Business research

FX Innovation Fuels Sustainability Goals

NAB’s first sustainability-linked foreign exchange (FX) derivative aligns environmental, social and governance (ESG) objectives with financial risk management for a leading London-listed infrastructure investment firm.


For a UK-listed company investing in long-term renewable energy projects, the spirit of sustainability is embedded in its very purpose.

But now, The Renewables Infrastructure Group (TRIG) has taken an innovative step further with NAB by linking its currency hedging to sustainability performance metrics in a deal intended to deliver valuable returns to more than just its shareholders.

The new FX derivative product developed with NAB Markets links financial incentives to the achievement of environmental, social and governance goals, with TRIG reinvesting the proceeds into important community projects where the portfolio’s renewable assets are located.

TRIG fund manager Richard Crawford is head of energy income funds at InfraRed Capital Partners and says the deal represents an important alignment to put communities at the heart of its sustainable infrastructure investments.

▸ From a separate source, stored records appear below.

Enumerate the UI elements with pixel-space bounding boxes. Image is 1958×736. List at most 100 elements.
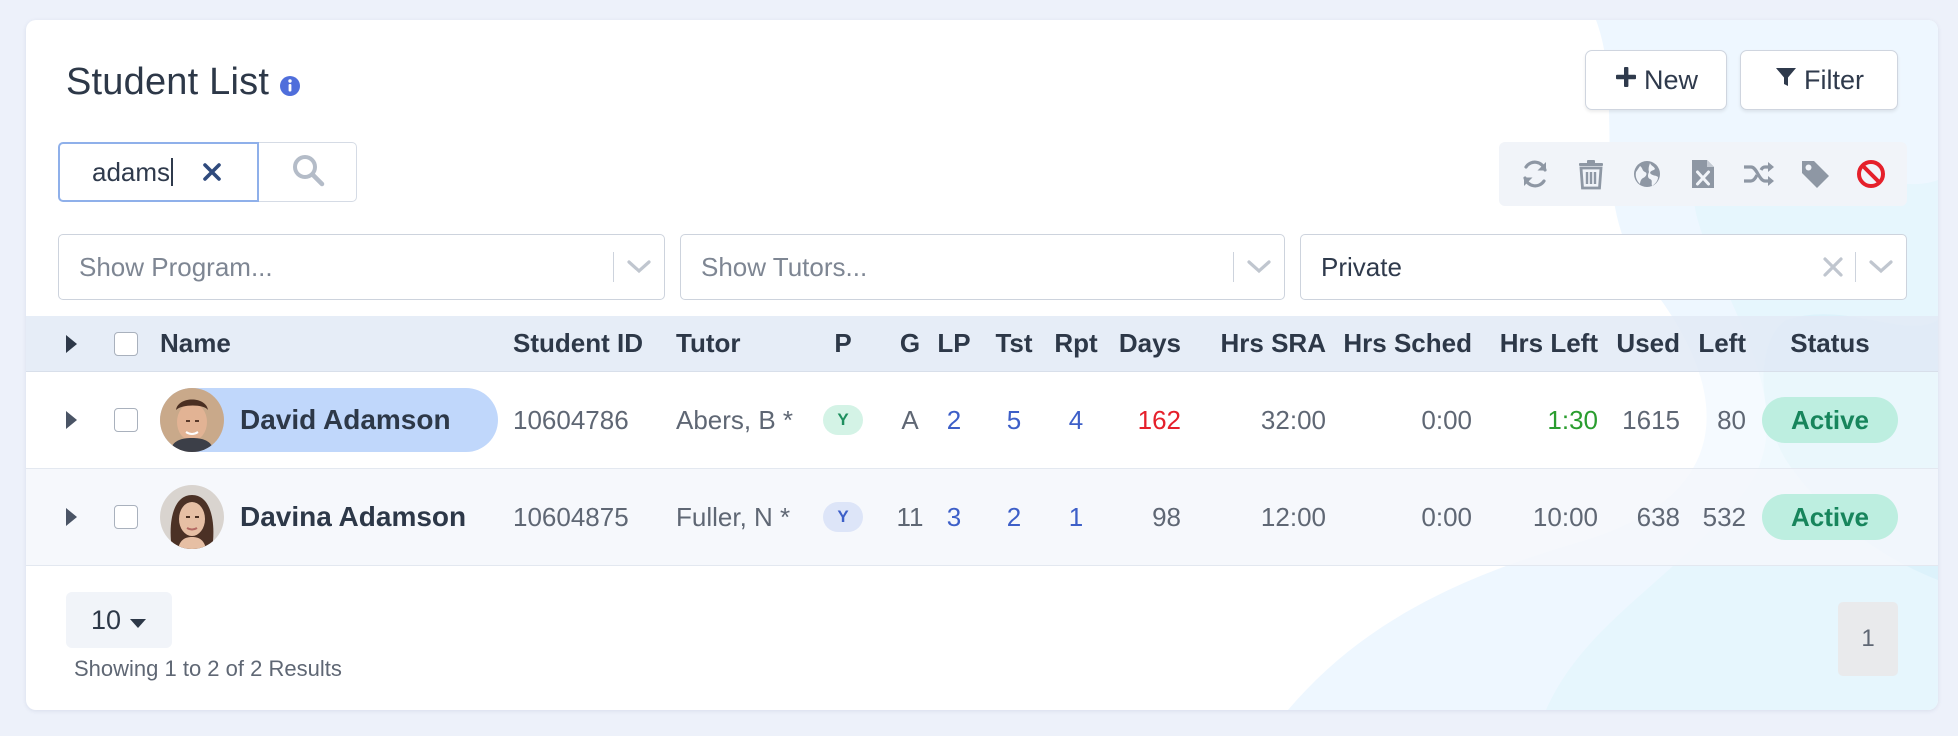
filter-button-label: Filter — [1804, 64, 1864, 95]
globe-icon[interactable] — [1627, 154, 1667, 194]
column-header-student-id[interactable]: Student ID — [513, 316, 643, 371]
student-name-chip[interactable]: Davina Adamson — [160, 485, 494, 549]
page-button-1[interactable]: 1 — [1838, 602, 1898, 676]
column-header-tst[interactable]: Tst — [986, 316, 1042, 371]
search-input-value: adams — [92, 156, 171, 187]
checkbox-box — [114, 408, 138, 432]
page-title: Student List — [66, 58, 301, 107]
hrs-sra-cell: 12:00 — [1260, 501, 1326, 532]
student-type-select[interactable]: Private — [1300, 234, 1907, 300]
page-size-value: 10 — [90, 604, 122, 635]
column-header-g[interactable]: G — [890, 316, 930, 371]
student-name: Davina Adamson — [240, 501, 467, 532]
hrs-left-cell: 1:30 — [1547, 404, 1598, 435]
column-header-rpt[interactable]: Rpt — [1048, 316, 1104, 371]
status-badge: Active — [1762, 397, 1898, 443]
used-cell: 638 — [1636, 501, 1680, 532]
select-all-checkbox[interactable] — [114, 316, 142, 371]
chevron-down-icon[interactable] — [1856, 259, 1906, 275]
column-header-used[interactable]: Used — [1608, 316, 1680, 371]
table-header: Name Student ID Tutor P G LP Tst Rpt Day… — [26, 316, 1938, 372]
status-badge: Active — [1762, 494, 1898, 540]
checkbox-box — [114, 505, 138, 529]
hrs-sched-cell: 0:00 — [1421, 501, 1472, 532]
hrs-left-cell: 10:00 — [1532, 501, 1598, 532]
column-header-left[interactable]: Left — [1686, 316, 1746, 371]
tutor-cell: Fuller, N * — [676, 501, 791, 532]
rpt-cell[interactable]: 4 — [1048, 372, 1104, 468]
new-button-label: New — [1643, 64, 1698, 95]
program-cell: Y — [818, 372, 868, 468]
trash-icon[interactable] — [1571, 154, 1611, 194]
column-header-status[interactable]: Status — [1762, 316, 1898, 371]
grade-cell: A — [901, 404, 919, 435]
clear-selection-icon[interactable] — [1811, 256, 1855, 278]
filter-icon — [1774, 65, 1798, 96]
clear-icon[interactable] — [200, 160, 224, 191]
column-header-hrs-sra[interactable]: Hrs SRA — [1206, 316, 1326, 371]
action-toolbar — [1499, 142, 1907, 206]
row-checkbox[interactable] — [114, 469, 142, 565]
excel-file-icon[interactable] — [1683, 154, 1723, 194]
tag-icon[interactable] — [1795, 154, 1835, 194]
tutors-select[interactable]: Show Tutors... — [680, 234, 1285, 300]
search-button[interactable] — [259, 142, 357, 202]
program-badge: Y — [823, 502, 863, 532]
search-icon — [291, 153, 325, 192]
tutor-cell: Abers, B * — [676, 404, 794, 435]
refresh-icon[interactable] — [1515, 154, 1555, 194]
filter-button[interactable]: Filter — [1740, 50, 1898, 110]
results-summary: Showing 1 to 2 of 2 Results — [74, 656, 342, 681]
status-cell: Active — [1762, 372, 1898, 468]
column-header-name[interactable]: Name — [160, 316, 231, 371]
program-badge: Y — [823, 405, 863, 435]
hrs-sched-cell: 0:00 — [1421, 404, 1472, 435]
student-id-cell: 10604786 — [513, 404, 629, 435]
expand-row-icon[interactable] — [64, 372, 88, 468]
lp-cell[interactable]: 3 — [930, 469, 978, 565]
days-cell: 162 — [1137, 404, 1181, 435]
column-header-lp[interactable]: LP — [930, 316, 978, 371]
caret-down-icon — [129, 605, 147, 636]
left-cell: 80 — [1717, 404, 1746, 435]
student-name-cell[interactable]: Davina Adamson — [160, 469, 494, 565]
search-group: adams — [58, 142, 357, 202]
tst-cell[interactable]: 5 — [986, 372, 1042, 468]
student-list-card: Student List New Filter adams Show Progr… — [26, 20, 1938, 710]
tst-cell[interactable]: 2 — [986, 469, 1042, 565]
used-cell: 1615 — [1622, 404, 1680, 435]
table-row[interactable]: David Adamson 10604786 Abers, B * Y A 2 … — [26, 372, 1938, 469]
text-caret — [171, 158, 174, 186]
program-select-placeholder: Show Program... — [79, 251, 273, 282]
table-row[interactable]: Davina Adamson 10604875 Fuller, N * Y 11… — [26, 469, 1938, 566]
ban-icon[interactable] — [1851, 154, 1891, 194]
student-name-cell[interactable]: David Adamson — [160, 372, 498, 468]
search-input[interactable]: adams — [58, 142, 259, 202]
shuffle-icon[interactable] — [1739, 154, 1779, 194]
program-select[interactable]: Show Program... — [58, 234, 665, 300]
status-cell: Active — [1762, 469, 1898, 565]
column-header-tutor[interactable]: Tutor — [676, 316, 741, 371]
avatar — [160, 388, 224, 452]
program-cell: Y — [818, 469, 868, 565]
lp-cell[interactable]: 2 — [930, 372, 978, 468]
row-checkbox[interactable] — [114, 372, 142, 468]
column-header-days[interactable]: Days — [1106, 316, 1181, 371]
student-type-select-value: Private — [1321, 251, 1402, 282]
avatar — [160, 485, 224, 549]
column-header-p[interactable]: P — [818, 316, 868, 371]
student-name: David Adamson — [240, 404, 451, 435]
new-button[interactable]: New — [1585, 50, 1727, 110]
student-name-chip[interactable]: David Adamson — [160, 388, 498, 452]
expand-all-icon[interactable] — [64, 316, 88, 371]
rpt-cell[interactable]: 1 — [1048, 469, 1104, 565]
info-icon[interactable] — [279, 64, 301, 107]
expand-row-icon[interactable] — [64, 469, 88, 565]
column-header-hrs-left[interactable]: Hrs Left — [1486, 316, 1598, 371]
left-cell: 532 — [1702, 501, 1746, 532]
chevron-down-icon[interactable] — [614, 259, 664, 275]
page-size-dropdown[interactable]: 10 — [66, 592, 172, 648]
column-header-hrs-sched[interactable]: Hrs Sched — [1336, 316, 1472, 371]
chevron-down-icon[interactable] — [1234, 259, 1284, 275]
days-cell: 98 — [1152, 501, 1181, 532]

“Infrastructure assets can be very important within the communities in which we operate,” says Crawford. “It is therefore very important that we consider all our stakeholders, including our non-financial stakeholders.

“We talk to the communities about what they need in the long term. The more ESG goals we achieve with this arrangement, the better it is financially for us and the more we can reinvest in our communities.

Make a difference

Ratcheting ESG goals for TRIG cover environmental goals, measured by the number of homes powered by clean energy in the portfolio, social progress on the number of community funds developed, and important workplace safety indicators for the governance.

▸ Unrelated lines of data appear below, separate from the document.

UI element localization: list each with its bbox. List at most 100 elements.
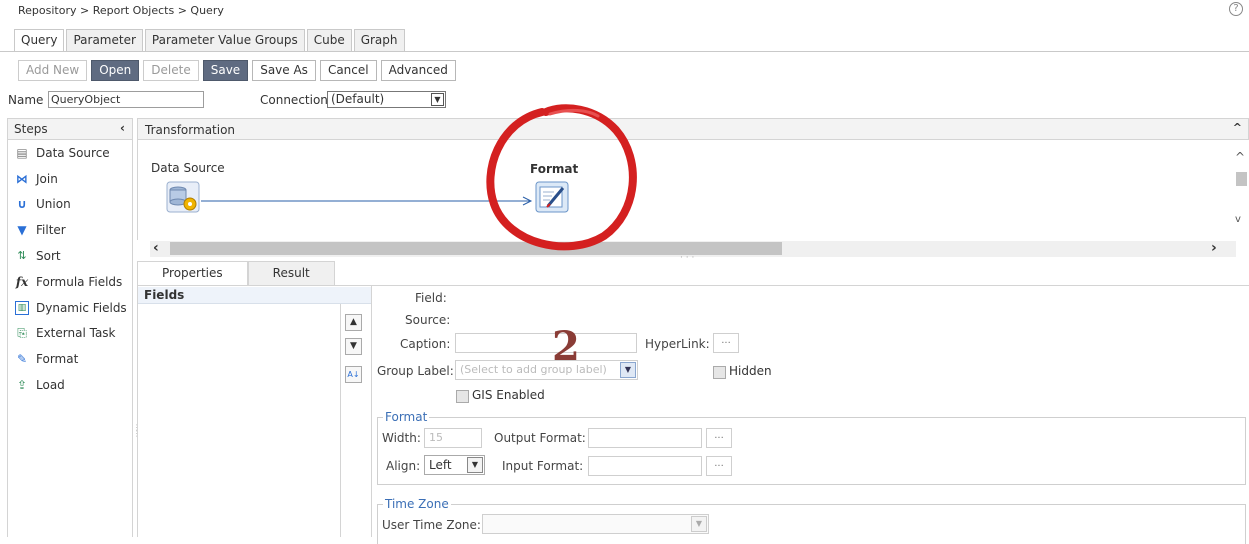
help-icon[interactable]: ? bbox=[1229, 2, 1243, 16]
align-value: Left bbox=[429, 458, 452, 472]
step-label: Join bbox=[36, 171, 58, 186]
step-external-task[interactable]: ⎘ External Task bbox=[8, 321, 132, 347]
collapse-icon[interactable]: ‹ bbox=[120, 121, 125, 135]
chevron-up-icon[interactable]: ^ bbox=[1233, 121, 1242, 134]
database-icon: ▤ bbox=[16, 145, 28, 160]
save-as-button[interactable]: Save As bbox=[252, 60, 316, 81]
step-label: Formula Fields bbox=[36, 274, 123, 289]
caption-input[interactable] bbox=[455, 333, 637, 353]
sort-az-icon[interactable]: A↓ bbox=[345, 366, 362, 383]
save-button[interactable]: Save bbox=[202, 60, 249, 81]
step-label: Union bbox=[36, 197, 71, 212]
format-legend: Format bbox=[383, 410, 430, 424]
group-label-placeholder: (Select to add group label) bbox=[460, 363, 607, 376]
gis-enabled-checkbox[interactable] bbox=[456, 390, 469, 403]
resize-grip[interactable]: · · · bbox=[680, 253, 694, 263]
node-data-source-label: Data Source bbox=[151, 161, 225, 175]
toolbar: Add New Open Delete Save Save As Cancel … bbox=[18, 60, 460, 81]
group-label-select[interactable]: (Select to add group label) ▼ bbox=[455, 360, 638, 380]
chevron-down-icon: ▼ bbox=[431, 93, 444, 106]
output-format-label: Output Format: bbox=[494, 431, 586, 445]
tab-divider bbox=[0, 51, 1249, 52]
tab-cube[interactable]: Cube bbox=[306, 29, 352, 51]
data-source-node-icon[interactable] bbox=[165, 180, 201, 214]
step-dynamic-fields[interactable]: ▥ Dynamic Fields bbox=[8, 295, 132, 321]
step-join[interactable]: ⋈ Join bbox=[8, 166, 132, 192]
step-label: Sort bbox=[36, 249, 61, 264]
chevron-down-icon: ▼ bbox=[691, 516, 707, 532]
canvas-vertical-scrollbar[interactable]: ^ v bbox=[1234, 140, 1249, 240]
connection-select[interactable]: (Default) ▼ bbox=[327, 91, 446, 108]
input-format-browse-button[interactable]: ... bbox=[706, 456, 732, 476]
step-formula-fields[interactable]: fx Formula Fields bbox=[8, 269, 132, 295]
tab-properties[interactable]: Properties bbox=[137, 261, 248, 286]
step-format[interactable]: ✎ Format bbox=[8, 346, 132, 372]
input-format-input[interactable] bbox=[588, 456, 702, 476]
move-down-icon[interactable]: ▼ bbox=[345, 338, 362, 355]
tab-query[interactable]: Query bbox=[14, 29, 65, 52]
chevron-down-icon: ▼ bbox=[620, 362, 636, 378]
step-label: Load bbox=[36, 378, 65, 393]
scroll-down-icon[interactable]: v bbox=[1235, 214, 1241, 225]
load-icon: ⇪ bbox=[16, 378, 28, 393]
top-tabs: Query Parameter Parameter Value Groups C… bbox=[14, 29, 407, 52]
step-label: Dynamic Fields bbox=[36, 300, 127, 315]
step-label: Data Source bbox=[36, 145, 110, 160]
advanced-button[interactable]: Advanced bbox=[380, 60, 456, 81]
annotation-circle bbox=[486, 104, 637, 251]
move-up-icon[interactable]: ▲ bbox=[345, 314, 362, 331]
time-zone-legend: Time Zone bbox=[383, 497, 451, 511]
output-format-browse-button[interactable]: ... bbox=[706, 428, 732, 448]
name-input[interactable]: QueryObject bbox=[48, 91, 204, 108]
scroll-left-icon[interactable]: ‹ bbox=[153, 240, 159, 256]
user-time-zone-label: User Time Zone: bbox=[382, 518, 481, 532]
hidden-label: Hidden bbox=[729, 364, 772, 378]
width-label: Width: bbox=[382, 431, 421, 445]
hyperlink-browse-button[interactable]: ... bbox=[713, 333, 739, 353]
user-time-zone-select[interactable]: ▼ bbox=[482, 514, 709, 534]
output-format-input[interactable] bbox=[588, 428, 702, 448]
step-label: External Task bbox=[36, 326, 116, 341]
align-select[interactable]: Left ▼ bbox=[424, 455, 485, 475]
tab-parameter[interactable]: Parameter bbox=[66, 29, 143, 51]
cancel-button[interactable]: Cancel bbox=[319, 60, 377, 81]
steps-title: Steps bbox=[14, 122, 48, 136]
vscroll-thumb[interactable] bbox=[1236, 172, 1247, 186]
add-new-button[interactable]: Add New bbox=[18, 60, 88, 81]
steps-panel: Steps ‹ ▤ Data Source ⋈ Join ∪ Union ▼ F… bbox=[7, 118, 133, 537]
steps-header: Steps ‹ bbox=[8, 119, 132, 140]
filter-icon: ▼ bbox=[17, 223, 27, 238]
scroll-right-icon[interactable]: › bbox=[1211, 240, 1217, 256]
connection-label: Connection bbox=[260, 93, 328, 107]
join-icon: ⋈ bbox=[16, 171, 28, 186]
tab-graph[interactable]: Graph bbox=[353, 29, 405, 51]
fields-header: Fields bbox=[138, 287, 371, 304]
step-filter[interactable]: ▼ Filter bbox=[8, 217, 132, 243]
tab-parameter-value-groups[interactable]: Parameter Value Groups bbox=[144, 29, 305, 51]
delete-button[interactable]: Delete bbox=[143, 60, 199, 81]
step-label: Format bbox=[36, 352, 79, 367]
width-value: 15 bbox=[429, 431, 443, 444]
format-fieldset bbox=[377, 417, 1246, 485]
step-sort[interactable]: ⇅ Sort bbox=[8, 243, 132, 269]
annotation-number: 2 bbox=[552, 323, 580, 370]
align-label: Align: bbox=[386, 459, 421, 473]
gis-enabled-label: GIS Enabled bbox=[472, 388, 545, 402]
hidden-checkbox[interactable] bbox=[713, 366, 726, 379]
step-union[interactable]: ∪ Union bbox=[8, 192, 132, 218]
width-input[interactable]: 15 bbox=[424, 428, 482, 448]
dynamic-fields-icon: ▥ bbox=[15, 300, 29, 315]
step-load[interactable]: ⇪ Load bbox=[8, 372, 132, 398]
fields-list[interactable] bbox=[138, 304, 341, 537]
open-button[interactable]: Open bbox=[91, 60, 140, 81]
source-label: Source: bbox=[405, 313, 451, 327]
step-data-source[interactable]: ▤ Data Source bbox=[8, 140, 132, 166]
step-label: Filter bbox=[36, 223, 66, 238]
sort-icon: ⇅ bbox=[17, 249, 27, 263]
connection-value: (Default) bbox=[331, 92, 385, 106]
union-icon: ∪ bbox=[17, 197, 27, 212]
scroll-up-icon[interactable]: ^ bbox=[1235, 150, 1245, 164]
tab-result[interactable]: Result bbox=[247, 261, 335, 286]
caption-label: Caption: bbox=[400, 337, 451, 351]
hyperlink-label: HyperLink: bbox=[645, 337, 710, 351]
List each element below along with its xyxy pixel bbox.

Crawford says that with many of the portfolio’s wind farms and solar farms located in remote parts of the UK and EU, this extra help to fund social projects for schools, swimming pools, mental health – and even programs to reduce electricity bills as inflation bites – can really make a difference.

“You can actually see a direct benefit flowing back to our communities from this,” he says. “It’s a great way to work and a great way to do business. You have to go that extra distance to really get extra value and to pass it on.

The deal marks NAB’s first ESG-related FX derivatives transaction on the market. It follows earlier agreements related to interest rate swaps, as more companies today seek to place sustainability throughout their financial risk management structures.

Kate McKeon, Head of Sustainability at InfraRed, said working with NAB’s new ESG-related FX derivatives capability has helped reinforce InfraRed’s commitment to measuring performance and developing appropriate KPIs in all aspects of ESG for the company.

“This arrangement embodies what we’re trying to accomplish at InfraRed by really making sure that we’re pushing sustainability into all aspects of our business,” McKeon said. “We review specific metrics and targets and are held accountable for that performance in a transparent manner with our stakeholders.”

Shared goals

For Crawford, working with NAB Markets on FX product innovation which he describes as “pretty forward-thinking”, highlights the value of the banking relationship and shared sustainability goals.

“We have a great long-term relationship with NAB,” he says. “This product underscores the overall mindset and our aspirations for sustainability to make it key to what we do at TRIG and InfraRed.”

NAB Executive, Markets, Drew Bradford, says specialist products such as the ESG-linked FX derivatives deal with TRIG offer the opportunity to embed sustainability goals into each funding area, rather than using a small number of specific instruments such as bonds.

“NAB has worked closely with InfraRed to structure a mechanism for TRIG that not only promotes the achievement of KPIs, but also reduces the overall cost of hedging through a sustainability-linked payment when TRIG achieves its established ESG objectives,” says Bradford.

“It’s great to bring this new product capability to market to deliver positive results for our customers.

“Simply put, these products derive their value from financial markets as well as from the ESG performance of a counterparty. They can be traded when a client has entered into a sustainability-related loan or bond or on a stand-alone basis.

Bradford says there is growing recognition that companies that focus on improving their ESG metrics are able to attract new sources of capital and potentially better pricing outcomes.

In addition to this first ESG-linked FX derivative, NAB has now closed six ESG-linked derivatives in the European market and one in Australia1.

“The market for ESG-related derivatives continues to grow around the world,” says Bradford. “KPIs often span three years or more, so it’s a long game and it’s about putting sustainability at the heart of business strategy.”

NAB is Australia’s leading bank for renewable energy lending. Renewables represent 75% of our total energy loans. Since 2003, we have completed more than 150 revolving finance transactions and lent more than $11.5 billion2.